A Regular Expression (regex) is a sequence of characters that define a pattern that allows you to search, match, locate, replace, manipulate, and manage text. I explained the basics of Regular Expressions in an earlier article: What is a Regular Expression?
In case you are not familiar with how to execute code like that in this article, you open a new text file (use a basic ASCII text editor like Windows Notepad, not a word processor. Word processors add formatting characters to the text). Paste the code into the text file. Save the text file with a name that has the file extension .htm. (say test.htm) Double-click on the file to open it in your web browser.
A regular expression subexpression is created by enclosing a separate match in parenthesis. Each subexpression is stored temporarily in memory. You can then access reference each subexpression using a backreference. The example below show how to use subexpressions and backreferences to format names last name first, first name last.
<script> let strTarget = "Robert Sled"; let regexp = /(\w+)\s(\w+)/; let newstr = strTarget.replace(regexp, "$2, $1"); alert(newstr); </script>
The subexpressions are numbered $1 to $9. $1 will reference the first match in parenthesis, $2 will reference the second match in parenthesis and so on. The $x value persist until another regular expression is encountered.
The example uses the replace() method to switch the words in the string. It references the value in $2 (last name) first, and then the value in $1 (first), placing a comma between the two names. The result of the replace() method is stored in the variable newstr, which is displayed in a message box using the alert() method.
In case you need an explanation of the regular expression, the \w control character matches any character, the + operator indicates one or more occurrences of the previous control character. the \s control character matches one white space character.
The output of this example will display "Sled, Robert". The example below uses the same technique to re-arrange the words in the sentence "dog jumps over cat".

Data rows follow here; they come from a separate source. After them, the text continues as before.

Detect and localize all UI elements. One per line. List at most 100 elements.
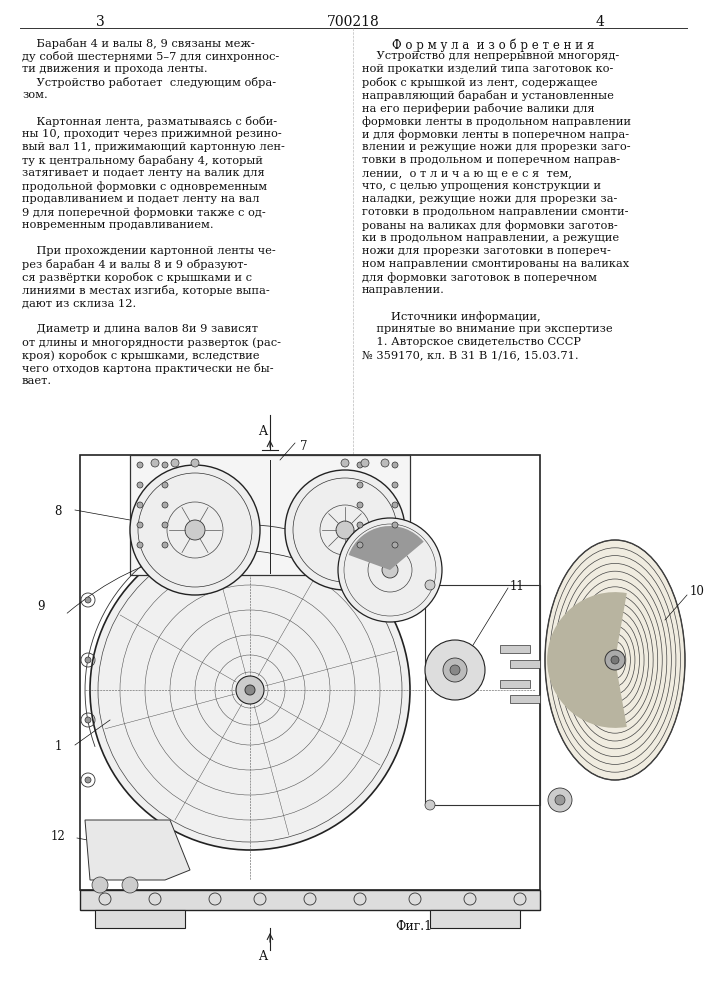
Text: Диаметр и длина валов 8и 9 зависят: Диаметр и длина валов 8и 9 зависят [22,324,258,334]
Circle shape [357,542,363,548]
Circle shape [162,542,168,548]
Text: затягивает и подает ленту на валик для: затягивает и подает ленту на валик для [22,168,264,178]
Text: формовки ленты в продольном направлении: формовки ленты в продольном направлении [362,116,631,127]
Text: № 359170, кл. В 31 В 1/16, 15.03.71.: № 359170, кл. В 31 В 1/16, 15.03.71. [362,350,578,360]
Circle shape [381,459,389,467]
Bar [430,910,520,928]
Text: Ф о р м у л а  и з о б р е т е н и я: Ф о р м у л а и з о б р е т е н и я [392,38,595,51]
Text: ту к центральному барабану 4, который: ту к центральному барабану 4, который [22,155,263,166]
Circle shape [357,482,363,488]
Circle shape [425,640,485,700]
Text: 4: 4 [595,15,604,29]
Wedge shape [547,592,627,728]
Bar [80,455,540,890]
Text: на его периферии рабочие валики для: на его периферии рабочие валики для [362,103,595,114]
Text: ножи для прорезки заготовки в попереч-: ножи для прорезки заготовки в попереч- [362,246,611,256]
Text: для формовки заготовок в поперечном: для формовки заготовок в поперечном [362,272,597,283]
Text: A: A [258,425,267,438]
Circle shape [236,676,264,704]
Circle shape [392,542,398,548]
Circle shape [137,502,143,508]
Ellipse shape [545,540,685,780]
Circle shape [137,482,143,488]
Text: 1: 1 [54,740,62,753]
Text: что, с целью упрощения конструкции и: что, с целью упрощения конструкции и [362,181,601,191]
Bar [500,645,530,653]
Text: ной прокатки изделий типа заготовок ко-: ной прокатки изделий типа заготовок ко- [362,64,614,74]
Circle shape [357,522,363,528]
Text: ся развёртки коробок с крышками и с: ся развёртки коробок с крышками и с [22,272,252,283]
Text: Картонная лента, разматываясь с боби-: Картонная лента, разматываясь с боби- [22,116,277,127]
Text: 8: 8 [54,505,62,518]
Text: дают из склиза 12.: дают из склиза 12. [22,298,136,308]
Text: линиями в местах изгиба, которые выпа-: линиями в местах изгиба, которые выпа- [22,285,270,296]
Circle shape [425,800,435,810]
Text: Устройство для непрерывной многоряд-: Устройство для непрерывной многоряд- [362,51,619,61]
Polygon shape [85,820,190,880]
Text: A: A [258,950,267,963]
Circle shape [341,459,349,467]
Text: новременным продавливанием.: новременным продавливанием. [22,220,214,230]
Circle shape [171,459,179,467]
Text: влении и режущие ножи для прорезки заго-: влении и режущие ножи для прорезки заго- [362,142,631,152]
Circle shape [392,502,398,508]
Text: При прохождении картонной ленты че-: При прохождении картонной ленты че- [22,246,276,256]
Text: рез барабан 4 и валы 8 и 9 образуют-: рез барабан 4 и валы 8 и 9 образуют- [22,259,247,270]
Text: 3: 3 [95,15,105,29]
Bar [95,910,185,928]
Text: 12: 12 [50,830,65,843]
Text: Барабан 4 и валы 8, 9 связаны меж-: Барабан 4 и валы 8, 9 связаны меж- [22,38,255,49]
Circle shape [137,462,143,468]
Circle shape [357,462,363,468]
Text: продавливанием и подает ленту на вал: продавливанием и подает ленту на вал [22,194,259,204]
Text: ду собой шестернями 5–7 для синхроннос-: ду собой шестернями 5–7 для синхроннос- [22,51,279,62]
Circle shape [185,520,205,540]
Circle shape [361,459,369,467]
Text: 11: 11 [510,580,525,593]
Circle shape [392,462,398,468]
Text: и для формовки ленты в поперечном напра-: и для формовки ленты в поперечном напра- [362,129,629,140]
Circle shape [162,462,168,468]
Circle shape [548,788,572,812]
Circle shape [191,459,199,467]
Circle shape [443,658,467,682]
Text: принятые во внимание при экспертизе: принятые во внимание при экспертизе [362,324,613,334]
Text: от длины и многорядности разверток (рас-: от длины и многорядности разверток (рас- [22,337,281,348]
Circle shape [357,502,363,508]
Circle shape [137,542,143,548]
Text: зом.: зом. [22,90,48,100]
Text: 9: 9 [37,600,45,613]
Text: рованы на валиках для формовки заготов-: рованы на валиках для формовки заготов- [362,220,618,231]
Circle shape [90,530,410,850]
Circle shape [122,877,138,893]
Circle shape [382,562,398,578]
Circle shape [162,502,168,508]
Circle shape [245,685,255,695]
Circle shape [336,521,354,539]
Text: Источники информации,: Источники информации, [362,311,541,322]
Text: Устройство работает  следующим обра-: Устройство работает следующим обра- [22,77,276,88]
Circle shape [392,522,398,528]
Circle shape [425,580,435,590]
Text: ном направлении смонтированы на валиках: ном направлении смонтированы на валиках [362,259,629,269]
Circle shape [162,522,168,528]
Bar [510,695,540,703]
Text: направлении.: направлении. [362,285,445,295]
Text: ны 10, проходит через прижимной резино-: ны 10, проходит через прижимной резино- [22,129,282,139]
Circle shape [162,482,168,488]
Text: лении,  о т л и ч а ю щ е е с я  тем,: лении, о т л и ч а ю щ е е с я тем, [362,168,572,178]
Text: вает.: вает. [22,376,52,386]
Text: продольной формовки с одновременным: продольной формовки с одновременным [22,181,267,192]
Circle shape [611,656,619,664]
Text: 700218: 700218 [327,15,380,29]
Circle shape [285,470,405,590]
Bar [80,890,540,910]
Circle shape [450,665,460,675]
Text: робок с крышкой из лент, содержащее: робок с крышкой из лент, содержащее [362,77,597,88]
Text: 7: 7 [300,440,308,453]
Circle shape [85,657,91,663]
Text: ти движения и прохода ленты.: ти движения и прохода ленты. [22,64,208,74]
Text: ки в продольном направлении, а режущие: ки в продольном направлении, а режущие [362,233,619,243]
Text: направляющий барабан и установленные: направляющий барабан и установленные [362,90,614,101]
Wedge shape [349,526,423,570]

<script> let strTarget = "dog jumps over cat"; let regexp = /(\w+)(\s.*\s)(\w+)/; let newstr = strTarget.replace(regexp, "$3 $2 $1"); alert(newstr);
The regular expression is also similar, except it contains three subexpressions referenced by the ids $1 $2 $3. Subexpression $2 uses the .* control characters to match any number of characters. The replace() method references the subexpression values in reverse, resulting in the display of the message "cat jumps over dog".
The example below uses a subexpression to extract the temperature numbers from the sentence "Temperature is 26 degrees C today", uses a formula to convert that value from Celsius to Fahrenheit, and displays the same message with the Fahrenheit temperature.

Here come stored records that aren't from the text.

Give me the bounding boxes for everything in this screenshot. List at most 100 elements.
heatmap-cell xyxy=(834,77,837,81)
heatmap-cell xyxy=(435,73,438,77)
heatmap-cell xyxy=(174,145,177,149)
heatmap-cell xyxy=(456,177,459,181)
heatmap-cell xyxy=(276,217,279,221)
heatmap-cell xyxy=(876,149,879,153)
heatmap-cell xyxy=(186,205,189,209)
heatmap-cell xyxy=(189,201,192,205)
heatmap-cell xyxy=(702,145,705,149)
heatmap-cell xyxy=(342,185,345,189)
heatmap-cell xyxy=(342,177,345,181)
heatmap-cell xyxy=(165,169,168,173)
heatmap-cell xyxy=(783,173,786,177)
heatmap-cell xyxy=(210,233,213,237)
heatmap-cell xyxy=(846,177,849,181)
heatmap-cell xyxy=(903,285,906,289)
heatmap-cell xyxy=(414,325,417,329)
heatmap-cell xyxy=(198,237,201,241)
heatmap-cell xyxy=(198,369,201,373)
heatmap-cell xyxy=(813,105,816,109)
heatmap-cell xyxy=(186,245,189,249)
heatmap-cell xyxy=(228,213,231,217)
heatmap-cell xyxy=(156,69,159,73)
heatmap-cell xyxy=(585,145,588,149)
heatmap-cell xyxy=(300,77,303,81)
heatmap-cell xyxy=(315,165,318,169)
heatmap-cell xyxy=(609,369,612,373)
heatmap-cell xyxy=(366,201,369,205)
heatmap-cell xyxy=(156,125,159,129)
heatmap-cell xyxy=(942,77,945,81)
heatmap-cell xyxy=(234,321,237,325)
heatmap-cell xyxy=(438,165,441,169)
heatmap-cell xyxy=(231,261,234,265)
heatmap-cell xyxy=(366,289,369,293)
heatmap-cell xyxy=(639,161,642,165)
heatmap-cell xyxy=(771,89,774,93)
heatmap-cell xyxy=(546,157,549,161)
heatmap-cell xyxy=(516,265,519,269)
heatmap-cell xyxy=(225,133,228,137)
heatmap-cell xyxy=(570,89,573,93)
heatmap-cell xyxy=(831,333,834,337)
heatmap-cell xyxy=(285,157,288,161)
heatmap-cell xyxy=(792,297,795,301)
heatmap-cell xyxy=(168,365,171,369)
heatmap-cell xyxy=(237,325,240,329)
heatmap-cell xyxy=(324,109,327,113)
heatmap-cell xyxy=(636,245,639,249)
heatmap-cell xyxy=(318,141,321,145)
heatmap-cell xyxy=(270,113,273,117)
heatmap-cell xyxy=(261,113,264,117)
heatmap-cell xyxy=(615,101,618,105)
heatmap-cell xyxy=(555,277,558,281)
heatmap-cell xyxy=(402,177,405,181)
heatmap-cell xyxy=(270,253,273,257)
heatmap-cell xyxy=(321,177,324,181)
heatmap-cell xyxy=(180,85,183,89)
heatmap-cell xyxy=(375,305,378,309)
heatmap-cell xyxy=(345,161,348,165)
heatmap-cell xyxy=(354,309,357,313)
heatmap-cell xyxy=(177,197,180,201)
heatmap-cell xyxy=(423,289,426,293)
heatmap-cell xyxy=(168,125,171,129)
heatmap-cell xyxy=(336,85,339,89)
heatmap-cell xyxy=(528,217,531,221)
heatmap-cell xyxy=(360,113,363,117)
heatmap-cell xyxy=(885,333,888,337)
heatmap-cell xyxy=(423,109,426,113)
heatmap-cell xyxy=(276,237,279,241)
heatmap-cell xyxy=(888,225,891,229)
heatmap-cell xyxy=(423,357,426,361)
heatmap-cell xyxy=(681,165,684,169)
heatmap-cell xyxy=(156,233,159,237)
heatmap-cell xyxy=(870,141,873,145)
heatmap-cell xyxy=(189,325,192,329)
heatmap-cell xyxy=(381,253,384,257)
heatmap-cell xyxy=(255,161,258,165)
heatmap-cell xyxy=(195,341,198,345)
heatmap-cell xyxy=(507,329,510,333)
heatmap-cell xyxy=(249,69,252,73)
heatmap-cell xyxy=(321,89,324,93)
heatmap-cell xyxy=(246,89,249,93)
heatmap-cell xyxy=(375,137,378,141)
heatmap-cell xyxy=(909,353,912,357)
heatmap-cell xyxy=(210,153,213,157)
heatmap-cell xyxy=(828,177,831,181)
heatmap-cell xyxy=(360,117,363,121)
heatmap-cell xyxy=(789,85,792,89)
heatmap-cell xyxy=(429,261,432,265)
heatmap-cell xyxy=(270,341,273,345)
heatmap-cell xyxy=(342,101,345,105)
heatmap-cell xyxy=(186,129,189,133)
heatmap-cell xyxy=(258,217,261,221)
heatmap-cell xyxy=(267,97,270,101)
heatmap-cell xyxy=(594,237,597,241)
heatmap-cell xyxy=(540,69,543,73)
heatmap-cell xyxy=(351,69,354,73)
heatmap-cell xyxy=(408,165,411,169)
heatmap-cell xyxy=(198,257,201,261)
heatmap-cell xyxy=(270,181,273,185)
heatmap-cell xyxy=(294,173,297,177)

let strTarget = "Temperature is 26 degrees C today"; let regexp = /(.*)\s([0-9]+)\s(degrees)\s(\w)\s(\w+)/; let tempC = strTarget.replace(regexp, "$2"); let tempF = (tempC*9/5) + 32; let newstr = strTarget.replace(regexp, "$1 " + tempF + " $3" + ' F ' + "$5"); alert(newstr);
The temperature numbers are saved in the subexpression with the id $2. The replace() method references the subexpression's value and stores it in a variable named tempC. The $n subexpressions are static, read-only properties, so they can't be modified directly.
The value in tempC is used in the Celsius to Fahrenheit conversion formula. The resulting Fahrenheit temperature value is saved in a variable named tempF. The replace() method is then used a second time to reconstruct the sentence, replacing the temperature value and the units identifier character with "F", resulting in the display of the message "Temperature is 78.8 degrees F today".
ECMAScript 2018 introduced named groups into JavaScript regexes. The example below uses named groups to change a date in day, month, year format to a date in month, day, year format.
let regexp = /(?\d{2})-(? \d{2})-(? \d{4})/; let match = regexp.exec("28-06-2020"); alert(match.groups.month + "-" + match.groups.day + "-" + match.groups.year);
This example uses the regular expression exec() method to test for a match in a string. You set up the regular expression, and then you pass the string as an argument to the exec() method. If it finds a match, it returns the matched text, otherwise it returns null.
In this article you learned how to use subexpressions to rearrange matches in a regular expression and how to replace the value of a subexpression match in the results.